Tras la visita a la iglesia del Gesú, pasamos por lugares
renombrados como el Palacio residencia de Berlusconi, el mirador de
Leticia Bonaparte, la plaza Venecia y el monumento a Victor Manuel II, el altar de la Patria, que domina toda Roma y que tanta controversia levantó en su construcción. Nos dirigimos al monte capitolino,
la más pequeña de las siete colinas de Roma, pero la más importante,
pues era el centro religioso de la ciudad; allí estaba el templo a
Júpiter y en ella se celebraban la investidura de los cónsules y los
triunfos de los generales victoriosos. Para ello hemos de ascender la
enorme escalinata que nos lleva a la iglesia de santa María Araceli,
regentada por los frailes menores, y por la que los romanos sienten
devoción especial, especialmente las que están en estado de buena
esperanza, pues alberga una copia del santo Bambino del siglo XV de
madera proveniente del huerto de Getsemaní y que fue robada en 1994 y
nunca se recuperó. En un rincón, y como olvidado, una escultura de León X, el Papa que no supo ver el peligro que suponía Lutero con sus 95 tesis.

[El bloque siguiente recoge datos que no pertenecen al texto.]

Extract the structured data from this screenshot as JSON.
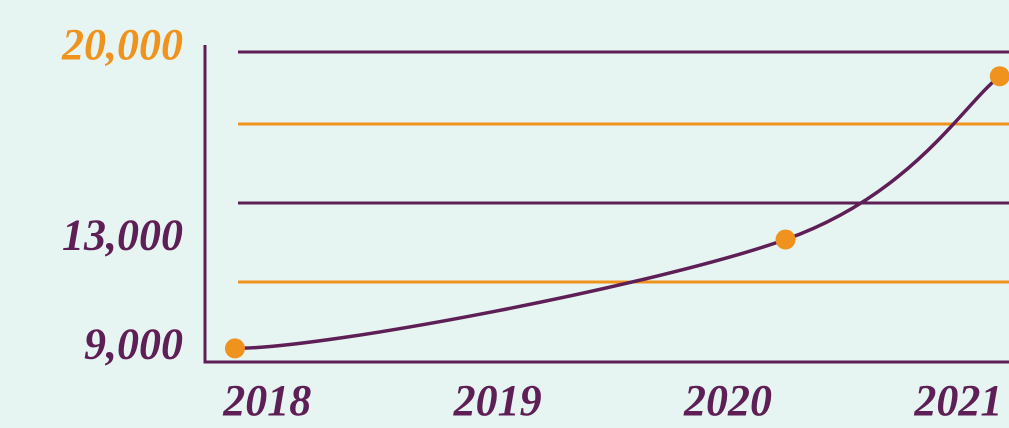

Al salir de la iglesia nos encontramos en el Campidoglio, plaza planificada por el genio de Miguel Ángel
y sus colaboradores. En una esquina, antes de entrar, la escultura de
la Loba amamantando a Rómulo y Remo. Y la plaza alberga el palacio
Senatorio, donde se alojan las oficinas de la Alcaldía, y los museos
capitolinos. En el centro de la plaza, la escultura en bronce de Marco Aurelio,
conservada por confundirla con Constantino. Y para salir de la plaza
hay que atravesar el espacio guardado por Castor y Pólux, los genios
protectores de Roma. La historia y el arte se funden en un sentimiento
de admiración hacia la belleza del lugar.